Sensor modality extensions include:
- Partial-invariant EKF MSCKF (PIEKF-VIWO), which increases consistency by only embedding rotation and velocity in Lie group structure, circumventing errors from position linearization in classical formulation (Hua et al., 2023).
- LiDAR-inertial odometry (MSC-LIO), utilizing plane-feature tracking and temporal delay compensation in a frame-to-frame multi-state constraint paradigm (Zhang et al., 10 Jul 2024).
- Magnetic-inertial odometry, where temporal constraints from local magnetic field models augment inertial navigation to improve velocity and position estimation in GPS-denied indoor environments (Li et al., 19 May 2025).
6. Applications and Implications
MSCKF and its variants are widely adopted in autonomous aerial vehicles, fast ground robots, and real-time mobile SLAM systems.
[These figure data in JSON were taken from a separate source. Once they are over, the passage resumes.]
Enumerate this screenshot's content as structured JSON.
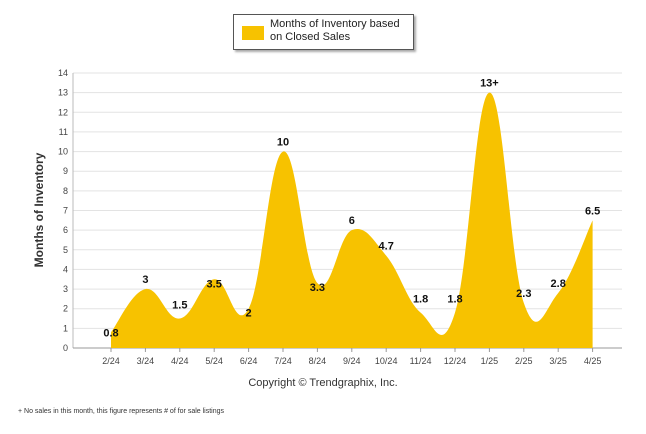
{
  "chart_data": {
    "type": "area",
    "title": "",
    "xlabel": "",
    "ylabel": "Months of Inventory",
    "ylim": [
      0,
      14
    ],
    "yticks": [
      "0",
      "1",
      "2",
      "3",
      "4",
      "5",
      "6",
      "7",
      "8",
      "9",
      "10",
      "11",
      "12",
      "13",
      "14"
    ],
    "grid": true,
    "legend": "top-center",
    "categories": [
      "2/24",
      "3/24",
      "4/24",
      "5/24",
      "6/24",
      "7/24",
      "8/24",
      "9/24",
      "10/24",
      "11/24",
      "12/24",
      "1/25",
      "2/25",
      "3/25",
      "4/25"
    ],
    "series": [
      {
        "name": "Months of Inventory based on Closed Sales",
        "color": "#F7C200",
        "values": [
          0.8,
          3,
          1.5,
          3.5,
          2,
          10,
          3.3,
          6,
          4.7,
          1.8,
          1.8,
          13,
          2.3,
          2.8,
          6.5
        ],
        "labels": [
          "0.8",
          "3",
          "1.5",
          "3.5",
          "2",
          "10",
          "3.3",
          "6",
          "4.7",
          "1.8",
          "1.8",
          "13+",
          "2.3",
          "2.8",
          "6.5"
        ]
      }
    ]
  },
  "legend": {
    "label": "Months of Inventory based on Closed Sales",
    "color": "#F7C200"
  },
  "copyright": "Copyright © Trendgraphix, Inc.",
  "footnote": "+ No sales in this month, this figure represents # of for sale listings"
}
Core application domains include:
- Resource-constrained robotic platforms, such as micro aerial vehicles, where minimal CPU and memory footprint is essential (Sun et al., 2017, Abdollahi et al., 2022).
- High-dynamics navigation, requiring robust performance under aggressive maneuvers, variable scene geometry, and modest sensor quality, exemplified by fast indoor/offboard flights at velocities up to 17.5 m/s (Sun et al., 2017).
- GPS-denied and unstructured environments, including urban, indoor, forested, and underground settings, where vision or LiDAR must replace global position fixes (Sun et al., 2017, Abdollahi et al., 2022, Zhang et al., 10 Jul 2024, Li et al., 19 May 2025).
- Real-time cross-sensor odometry, extending to wheel, LiDAR, and magnetic sensor fusion, for indoor infrastructure, warehouse robots, and low-cost IoT devices (Hua et al., 2023, Zhang et al., 10 Jul 2024, Li et al., 19 May 2025).
- Robotics research, where rigorous analysis of filter consistency, observability, and trade-offs is required for algorithm benchmarking and system design.
7. Limitations and Future Directions
While MSCKF provides computational efficiency, limitations include potential accuracy degradation due to linearization errors—especially when update strategies (delayed vs. immediate) are not matched to problem characteristics (Zhang et al., 4 Nov 2024). The immediate update strategy improves consistency and tightens covariance at additional computational cost, motivating adaptive strategies for window and feature management (Zhang et al., 4 Nov 2024).
PO-MSCKF’s (Du et al., 2 Jul 2024) pose-only formulation mitigates linearization errors introduced by 3D reconstruction, and achieves superior performance in challenging, large-depth environments.
MSCKF’s filtering approach, though efficient, is in general slightly less accurate than full-optimization (bundle adjustment) methods, especially in environments with abundant visual structure. However, hybrid and modular frameworks allow tuning along the filtering–optimization spectrum (Saxena et al., 2021).
Continued development includes:
- Fusion with diverse sensors for enhanced observability.
- Theoretical analysis of robustness and convergence in highly dynamic or degenerate scenes.
- More sophisticated data association and outlier handling for real-world applicability (Hua et al., 2023, Zhang et al., 10 Jul 2024).
- Integration with equivariant, invariant, or unscented filtering for improved uncertainty representation (Zhang et al., 4 Nov 2024).
MSCKF and its lineage remain critical to practical VIO and related estimation systems, establishing a foundation for robust and efficient multi-sensor fusion in resource-limited, high-dynamics, or perceptually challenging environments.